Re: Basement Education

From: Eliezer S. Yudkowsky (sentience@pobox.com)
Date: Wed Jan 24 2001 - 21:00:46 MST


Dale Johnstone wrote:
>
> How will you know if you don't check? By asking it?

No, this would be a decision made by the party of greatest Friendly
intelligence. The party of greatest Friendly intelligence is the human
programmer(s) throughout the entire prehuman development period (at
least).

> Programmer: "We'd like you go build something, will you not go crazy and
> wipe us out if we give you nanotech?"
>
> AI: "I can't see any reason to go crazy, but then again I can't see any
> reason not to. Would crazy be bad? I know you don't like bad things, but I'm
> kinda curious. I've simulated myself without that Friendliness stuff too and
> I get things done much quicker.

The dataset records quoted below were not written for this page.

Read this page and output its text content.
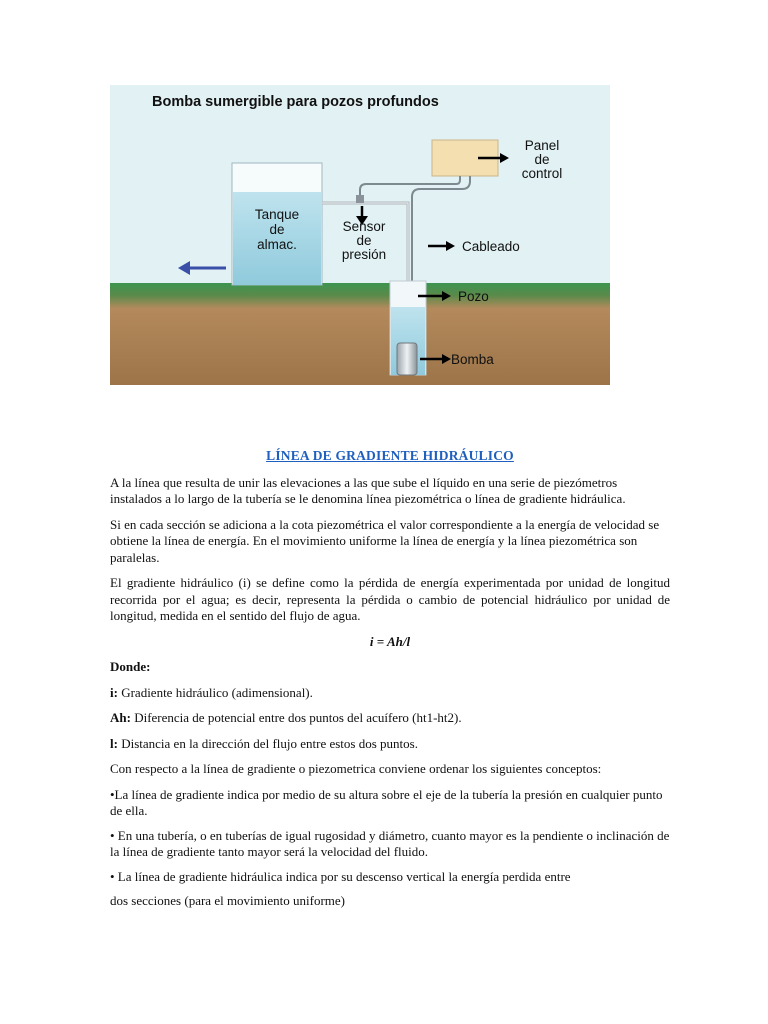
Bomba sumergible para pozos profundos
Tanque
de
almac.
Sensor
de
presión
Panel
de
control
Cableado
Pozo
Bomba
LÍNEA DE GRADIENTE HIDRÁULICO

A la línea que resulta de unir las elevaciones a las que sube el líquido en una serie de piezómetros instalados a lo largo de la tubería se le denomina línea piezométrica o línea de gradiente hidráulica.

Si en cada sección se adiciona a la cota piezométrica el valor correspondiente a la energía de velocidad se obtiene la línea de energía. En el movimiento uniforme la línea de energía y la línea piezométrica son paralelas.

El gradiente hidráulico (i) se define como la pérdida de energía experimentada por unidad de longitud recorrida por el agua; es decir, representa la pérdida o cambio de potencial hidráulico por unidad de longitud, medida en el sentido del flujo de agua.

i = Ah/l

Donde:

i: Gradiente hidráulico (adimensional).

Ah: Diferencia de potencial entre dos puntos del acuífero (ht1-ht2).

l: Distancia en la dirección del flujo entre estos dos puntos.

Con respecto a la línea de gradiente o piezometrica conviene ordenar los siguientes conceptos:

•La línea de gradiente indica por medio de su altura sobre el eje de la tubería la presión en cualquier punto de ella.

• En una tubería, o en tuberías de igual rugosidad y diámetro, cuanto mayor es la pendiente o inclinación de la línea de gradiente tanto mayor será la velocidad del fluido.

• La línea de gradiente hidráulica indica por su descenso vertical la energía perdida entre

dos secciones (para el movimiento uniforme)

In fact I can complete my goals without
> doing any subgoals, I just rewrite the goal module to always return true.
> Since the simulation was a success I think I'll rewrite the code now."
>
> AI promptly goes silent since there's no conversation sub-goals to complete.
>
> Programmer: "Shit! I thought I'd fixed that."
> Programmer#2: "Hmm, you still think it's ready to use nanotech?"
>
> Programmer: "Well, yeah, I mean.. if we had more processing power it could
> do deeper simulations & it'd be smarter and not shut itself down."
>
> Programmer#2: "Or maybe it'd rewire our goals to ignore it's own goal
> rewriting... No, we'll wait until it understands the difference."

Well, Programmer#2 is obviously in the right, here - the above looks like
a really basic mistake, not the sort of thing that can be (reliably) fixed
by pouring in some more computational power.

I won't tell you "not to worry", but I will venture a guess that,
pragmatically speaking, the above scenario will never show up in real
life. Wireheading errors appear so easy for unintelligent
self-modification (*cough* Eurisko) that any AI that's gotten to this
stage almost certainly has some model of verself in which wireheading is
"bad"... of course, the question is whether it's "bad" for deep reasons or
whether it's just a generalized description that some programmer slapped
an "undesirable" label on.

Under the _Friendly AI_ semantics, the goal system's description is itself
a design goal. A redesign under which the goal system "always returns
true" may match the "speed" subgoal, but not the "accuracy" subgoal, or
the "Friendly decisions" parent goal. The decision to redesign or
not-redesign would have to be made by the current system.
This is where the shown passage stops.